Der Panther – damals und heute
Texte von Sabine Rädisch und Sabine Spitzer-Prochazka
Ausgangstext:
Rainer Maria Rilke
DER PANTHER
IM JARDIN DES PLANTES, PARIS
Sein Blick ist vom Vorübergehn der Stäbe
so müd geworden, daß er nichts mehr hält.
Ihm ist, als ob es tausend Stäbe gäbe
und hinter tausend Stäben keine Welt.
Der weiche Gang geschmeidig starker Schritte,
der sich im allerkleinsten Kreise dreht,
ist wie ein Tanz von Kraft um eine Mitte,
in der betäubt ein großer Wille steht.
Nur manchmal schiebt der Vorhang der Pupille
sich lautlos auf –. Dann geht ein Bild hinein,
geht durch der Glieder angespannte Stille –
und hört im Herzen auf zu sein.
Sabine Rädisch
Meldung in der Nachrichten-App des Bayerischen Rundfunks vom 10. Oktober 2020
Paris. Am vergangenen Montag entdeckten Forschende des Pariser Naturkundemuseums im Jardin des Plantes einen Käfig mit einer bis dato unbekannten Raubkatzenart. Das pantherähnliche, schwarze Tier bewegte sich im Kreis und reagierte kaum auf Umweltreize. Es ließ sich widerstandslos aus dem Käfig führen. Erst der direkte Blickkontakt mit der Leiterin der Forschungsgruppe veranlasste das Tier zu einer Augenbewegung. Seine Verhaltensauffälligkeit wird auf Dehydrierung und die nicht artgerechte Haltung zurückgeführt. Die französische Polizei ermittelt.
Sabine Spitzer-Prochazka
Sind Tiergärten noch zeitgemäß?
Eine Notiz zu Rilkes Panther
Einen Augenblick lang fühle ich mich ins 13. Jahrhundert zurückversetzt. Im Reifrock stehe ich mitten n Paris, genauer im Südosten, am Ufer der Seine, im botanischen Garten. Mitten im Grünen, aber vor mir ein schmaler Käfig mit dicken Eisenstäben. Dahinter zieht ein schwarzer Panther seine Kreise. Der kalte, trostlose Raum wird der Schönheit des Tieres nicht gerecht, das sich auf riesigen Pfoten fortbewegt: von links nach rechts, von rechts nach links, monoton im Takt. Sein mächtiger Schädel pendelt hin und her und wenn ich einen Blick in seine leuchtend gelben Augen erhasche, vermeine ich, seine brennende Sehnsucht nach Freiheit zu spüren.

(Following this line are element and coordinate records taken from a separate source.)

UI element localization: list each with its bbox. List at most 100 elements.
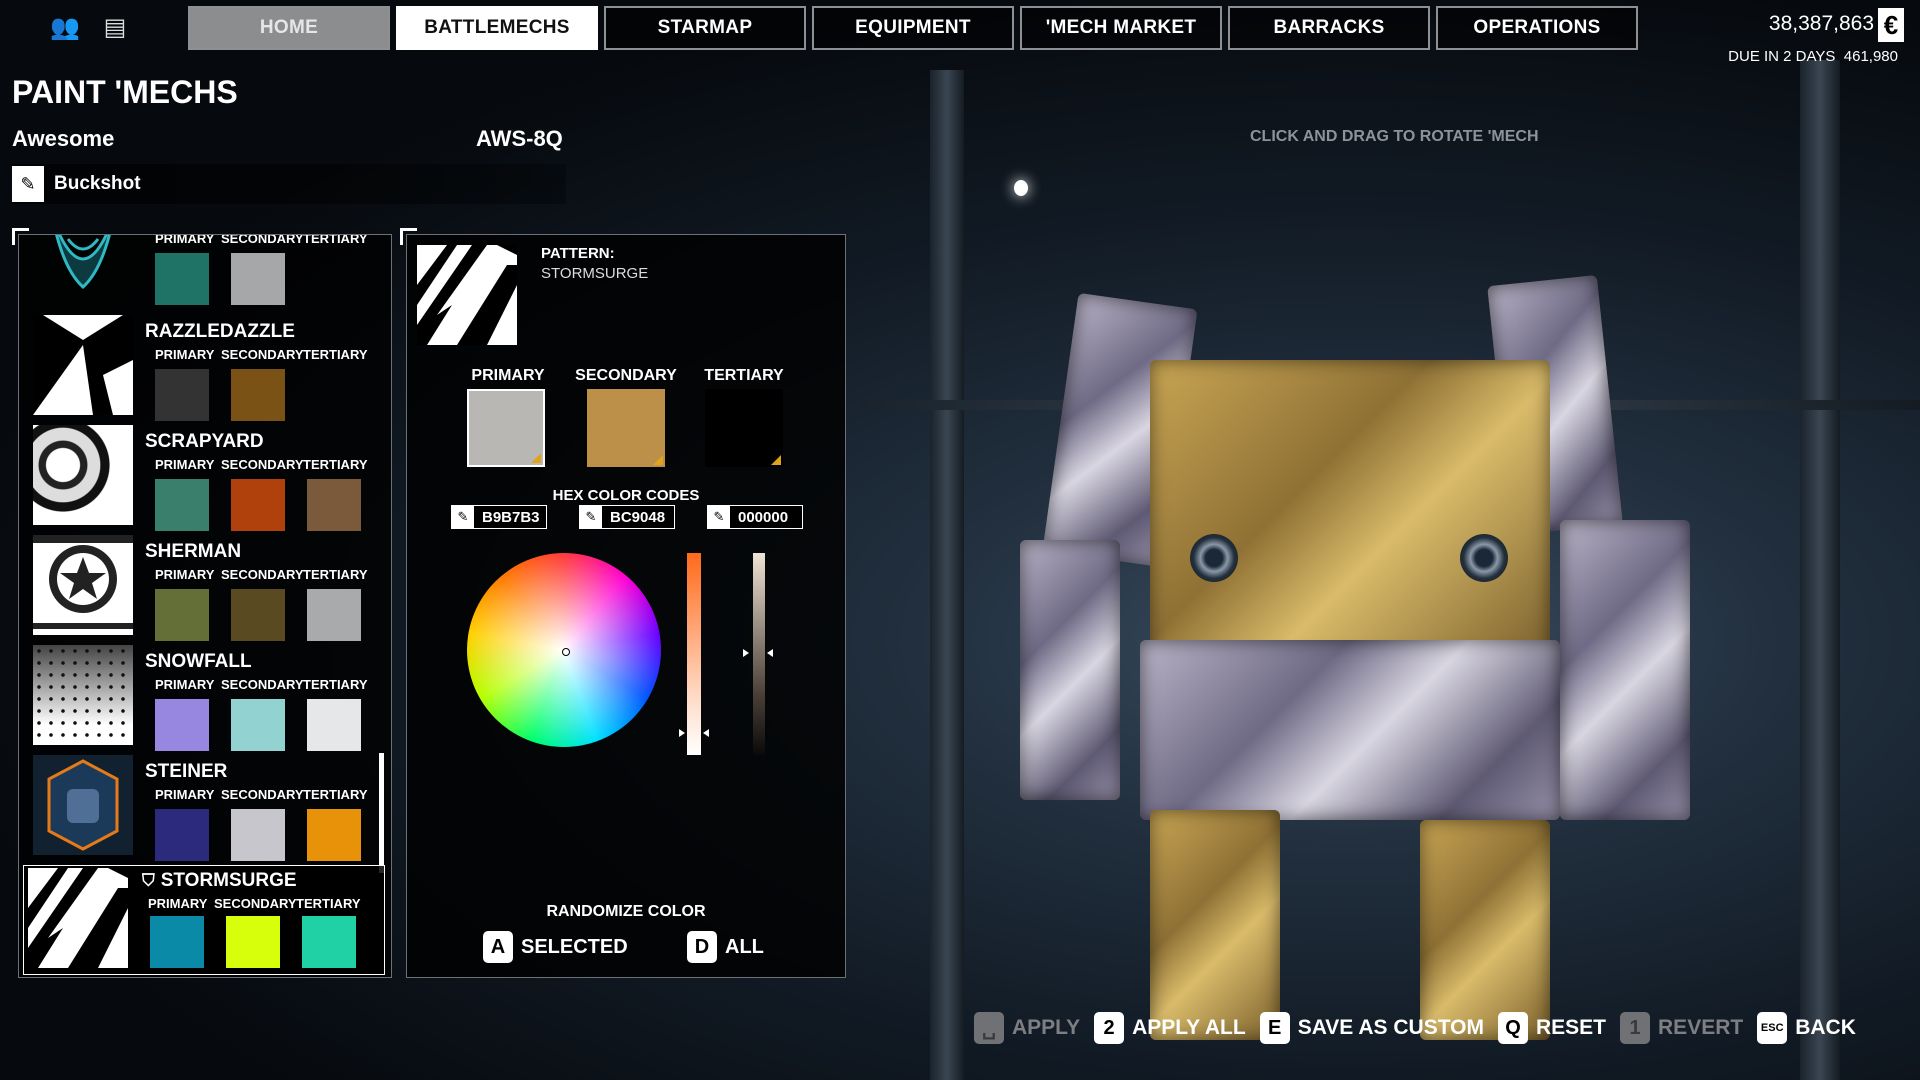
swatch-tertiary <box>302 916 356 968</box>
brightness-slider-handle-right[interactable] <box>767 649 773 657</box>
list-item[interactable]: PRIMARY SECONDARY TERTIARY <box>19 234 391 309</box>
list-scrollbar[interactable] <box>379 753 384 873</box>
swatch-label-primary: PRIMARY <box>155 457 215 472</box>
swatch-label-secondary: SECONDARY <box>221 457 304 472</box>
swatch-label-tertiary: TERTIARY <box>303 567 368 582</box>
brightness-slider-handle-left[interactable] <box>743 649 749 657</box>
randomize-selected-button[interactable]: A SELECTED <box>483 931 628 963</box>
revert-button[interactable]: 1 REVERT <box>1620 1012 1743 1044</box>
pattern-thumb-snowfall <box>33 645 133 745</box>
tab-battlemechs[interactable]: BATTLEMECHS <box>396 6 598 50</box>
tab-mech-market[interactable]: 'MECH MARKET <box>1020 6 1222 50</box>
hangar-light <box>1014 180 1028 196</box>
mech-variant: AWS-8Q <box>476 126 563 151</box>
tertiary-hex-input[interactable]: ✎ 000000 <box>707 505 803 529</box>
swatch-tertiary <box>307 699 361 751</box>
list-item[interactable]: RAZZLEDAZZLE PRIMARY SECONDARY TERTIARY <box>19 315 391 425</box>
swatch-secondary <box>231 809 285 861</box>
swatch-label-primary: PRIMARY <box>155 567 215 582</box>
key-esc: ESC <box>1757 1012 1788 1044</box>
swatch-label-secondary: SECONDARY <box>221 677 304 692</box>
top-icon-group: 👥 ▤ <box>48 10 132 44</box>
swatch-primary <box>155 589 209 641</box>
mech-left-arm <box>1020 540 1120 800</box>
swatch-label-tertiary: TERTIARY <box>296 896 361 911</box>
key-e: E <box>1259 1012 1290 1044</box>
swatch-secondary <box>226 916 280 968</box>
swatch-label-secondary: SECONDARY <box>214 896 297 911</box>
primary-hex-input[interactable]: ✎ B9B7B3 <box>451 505 547 529</box>
pattern-label: PATTERN: <box>541 245 615 262</box>
pattern-thumb-sherman <box>33 535 133 635</box>
swatch-secondary <box>231 589 285 641</box>
saturation-slider[interactable] <box>687 553 701 755</box>
mech-name: Awesome <box>12 126 115 151</box>
back-button[interactable]: ESC BACK <box>1757 1012 1856 1044</box>
hangar-pillar <box>1800 60 1840 1080</box>
saturation-slider-handle-right[interactable] <box>703 729 709 737</box>
apply-button[interactable]: ␣ APPLY <box>974 1012 1080 1044</box>
tertiary-color-swatch[interactable] <box>705 389 783 467</box>
pilot-roster-icon[interactable]: 👥 <box>48 10 82 44</box>
swatch-label-primary: PRIMARY <box>148 896 208 911</box>
pattern-name: RAZZLEDAZZLE <box>145 321 295 342</box>
brightness-slider[interactable] <box>753 553 765 755</box>
pattern-name: SNOWFALL <box>145 651 252 672</box>
list-item-selected[interactable]: ⛉ STORMSURGE PRIMARY SECONDARY TERTIARY <box>23 865 385 975</box>
key-q: Q <box>1498 1012 1528 1044</box>
list-item[interactable]: SHERMAN PRIMARY SECONDARY TERTIARY <box>19 535 391 645</box>
tab-starmap[interactable]: STARMAP <box>604 6 806 50</box>
main-nav: HOME BATTLEMECHS STARMAP EQUIPMENT 'MECH… <box>188 6 1638 50</box>
pilot-brush-icon: ✎ <box>12 166 44 202</box>
save-as-custom-label: SAVE AS CUSTOM <box>1297 1016 1484 1039</box>
mech-left-leg <box>1150 810 1280 1040</box>
swatch-label-tertiary: TERTIARY <box>303 787 368 802</box>
swatch-primary <box>155 253 209 305</box>
tab-operations[interactable]: OPERATIONS <box>1436 6 1638 50</box>
due-amount: 461,980 <box>1843 48 1898 65</box>
randomize-all-button[interactable]: D ALL <box>687 931 764 963</box>
color-wheel[interactable] <box>467 553 661 747</box>
primary-color-swatch[interactable] <box>467 389 545 467</box>
editor-pattern-thumb <box>417 245 517 345</box>
swatch-label-primary: PRIMARY <box>155 347 215 362</box>
swatch-tertiary <box>307 809 361 861</box>
key-1: 1 <box>1620 1012 1651 1044</box>
secondary-color-swatch[interactable] <box>587 389 665 467</box>
pattern-name: SHERMAN <box>145 541 242 562</box>
swatch-label-primary: PRIMARY <box>155 234 215 246</box>
rotate-hint: CLICK AND DRAG TO ROTATE 'MECH <box>1250 128 1539 145</box>
swatch-label-secondary: SECONDARY <box>221 347 304 362</box>
news-icon[interactable]: ▤ <box>98 10 132 44</box>
pattern-thumb-emblem <box>33 235 133 299</box>
pattern-thumb-razzledazzle <box>33 315 133 415</box>
swatch-label-secondary: SECONDARY <box>221 567 304 582</box>
secondary-hex-input[interactable]: ✎ BC9048 <box>579 505 675 529</box>
tab-barracks[interactable]: BARRACKS <box>1228 6 1430 50</box>
mech-right-arm <box>1560 520 1690 820</box>
apply-all-label: APPLY ALL <box>1132 1016 1246 1039</box>
saturation-slider-handle-left[interactable] <box>679 729 685 737</box>
list-item[interactable]: SCRAPYARD PRIMARY SECONDARY TERTIARY <box>19 425 391 535</box>
list-item[interactable]: STEINER PRIMARY SECONDARY TERTIARY <box>19 755 391 865</box>
tertiary-hex-value: 000000 <box>738 508 789 526</box>
swatch-primary <box>155 369 209 421</box>
save-as-custom-button[interactable]: E SAVE AS CUSTOM <box>1259 1012 1484 1044</box>
c-bill-icon: € <box>1878 8 1904 42</box>
reset-button[interactable]: Q RESET <box>1498 1012 1606 1044</box>
tab-home[interactable]: HOME <box>188 6 390 50</box>
swatch-label-tertiary: TERTIARY <box>303 234 368 246</box>
swatch-primary <box>155 699 209 751</box>
apply-all-button[interactable]: 2 APPLY ALL <box>1094 1012 1246 1044</box>
pattern-list[interactable]: PRIMARY SECONDARY TERTIARY RAZZLEDAZZLE … <box>18 234 392 978</box>
page-title: PAINT 'MECHS <box>12 74 238 110</box>
color-wheel-cursor[interactable] <box>562 648 570 656</box>
swatch-tertiary <box>307 479 361 531</box>
tab-equipment[interactable]: EQUIPMENT <box>812 6 1014 50</box>
swatch-primary <box>155 479 209 531</box>
list-item[interactable]: SNOWFALL PRIMARY SECONDARY TERTIARY <box>19 645 391 755</box>
randomize-selected-label: SELECTED <box>521 935 628 958</box>
apply-label: APPLY <box>1012 1016 1081 1039</box>
due-text: DUE IN 2 DAYS <box>1728 48 1836 65</box>
pattern-value: STORMSURGE <box>541 265 649 282</box>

Zurück im Hier und Jetzt finde ich mich in Jeans vor dem Raubtierkäfig in Schönbrunn wieder. Und da ist auch der schwarze Panther. Sein Raum ist nicht kalt und leer, sondern stellt die Miniversion eines üppig begrünten Regenwaldes dar. Doch wenn ich einen Blick in seine leuchtend gelben Augen erhasche, sehe ich darin die gleiche Sehnsucht brennen, wie bei seinem Kollegen in Paris.

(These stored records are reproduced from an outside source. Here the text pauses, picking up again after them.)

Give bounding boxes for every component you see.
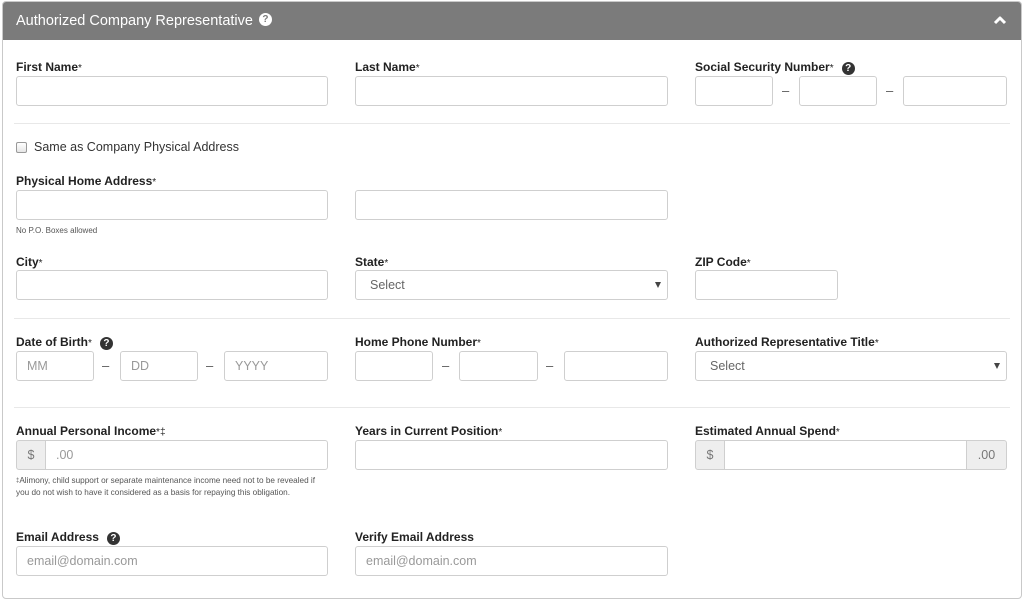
ssn-part-1-input[interactable] xyxy=(695,76,773,106)
po-box-hint: No P.O. Boxes allowed xyxy=(16,226,98,235)
state-selected-value: Select xyxy=(370,278,405,292)
annual-spend-label: Estimated Annual Spend* xyxy=(695,424,840,438)
rep-title-select[interactable]: Select xyxy=(695,351,1007,381)
home-phone-label: Home Phone Number* xyxy=(355,335,481,349)
city-label: City* xyxy=(16,255,43,269)
email-input[interactable]: email@domain.com xyxy=(16,546,328,576)
phone-area-input[interactable] xyxy=(355,351,433,381)
ssn-label: Social Security Number*? xyxy=(695,60,855,75)
panel-title: Authorized Company Representative xyxy=(16,13,253,29)
spend-cents-addon: .00 xyxy=(966,440,1007,470)
same-as-company-label[interactable]: Same as Company Physical Address xyxy=(34,140,239,154)
help-icon[interactable]: ? xyxy=(258,12,272,26)
phone-prefix-input[interactable] xyxy=(459,351,538,381)
verify-email-label: Verify Email Address xyxy=(355,530,474,544)
home-address-line1-input[interactable] xyxy=(16,190,328,220)
home-address-label: Physical Home Address* xyxy=(16,174,157,188)
annual-income-label: Annual Personal Income*‡ xyxy=(16,424,166,438)
dob-separator: – xyxy=(206,358,214,373)
section-divider xyxy=(14,123,1010,124)
annual-spend-input[interactable] xyxy=(724,440,967,470)
home-address-line2-input[interactable] xyxy=(355,190,668,220)
dob-year-input[interactable]: YYYY xyxy=(224,351,328,381)
zip-label: ZIP Code* xyxy=(695,255,751,269)
chevron-up-icon[interactable] xyxy=(993,13,1007,27)
city-input[interactable] xyxy=(16,270,328,300)
rep-title-selected-value: Select xyxy=(710,359,745,373)
first-name-label: First Name* xyxy=(16,60,82,74)
verify-email-input[interactable]: email@domain.com xyxy=(355,546,668,576)
spend-currency-addon: $ xyxy=(695,440,725,470)
last-name-label: Last Name* xyxy=(355,60,420,74)
phone-line-input[interactable] xyxy=(564,351,668,381)
phone-separator: – xyxy=(442,358,450,373)
dropdown-arrow-icon xyxy=(655,282,661,288)
rep-title-label: Authorized Representative Title* xyxy=(695,335,879,349)
state-select[interactable]: Select xyxy=(355,270,668,300)
last-name-input[interactable] xyxy=(355,76,668,106)
state-label: State* xyxy=(355,255,389,269)
dob-separator: – xyxy=(102,358,110,373)
dropdown-arrow-icon xyxy=(994,363,1000,369)
years-position-label: Years in Current Position* xyxy=(355,424,503,438)
panel-header[interactable]: Authorized Company Representative ? xyxy=(3,2,1021,40)
email-help-icon[interactable]: ? xyxy=(106,532,120,545)
dob-label: Date of Birth*? xyxy=(16,335,113,350)
section-divider xyxy=(14,407,1010,408)
zip-input[interactable] xyxy=(695,270,838,300)
ssn-part-3-input[interactable] xyxy=(903,76,1007,106)
ssn-separator: – xyxy=(782,83,790,98)
section-divider xyxy=(14,318,1010,319)
same-as-company-checkbox[interactable] xyxy=(16,142,27,153)
email-label: Email Address? xyxy=(16,530,120,545)
phone-separator: – xyxy=(546,358,554,373)
ssn-part-2-input[interactable] xyxy=(799,76,877,106)
income-currency-addon: $ xyxy=(16,440,46,470)
ssn-help-icon[interactable]: ? xyxy=(841,62,855,75)
first-name-input[interactable] xyxy=(16,76,328,106)
dob-help-icon[interactable]: ? xyxy=(99,337,113,350)
annual-income-input[interactable]: .00 xyxy=(45,440,328,470)
ssn-separator: – xyxy=(886,83,894,98)
dob-month-input[interactable]: MM xyxy=(16,351,94,381)
dob-day-input[interactable]: DD xyxy=(120,351,198,381)
years-position-input[interactable] xyxy=(355,440,668,470)
income-footnote: ‡Alimony, child support or separate main… xyxy=(16,476,316,497)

Hat sich wirklich so wenig verändert in 150 Jahren? Sperren wir immer noch Tiere ein, um uns an Ihnen zu erfreuen?
Die Texte von Sabine Rädisch und Sabine Spitzer-Prochazka sind im Schreibworkshop “Journalistisches Schreiben für Autor:innen” mit Claudia Dabringer entstanden.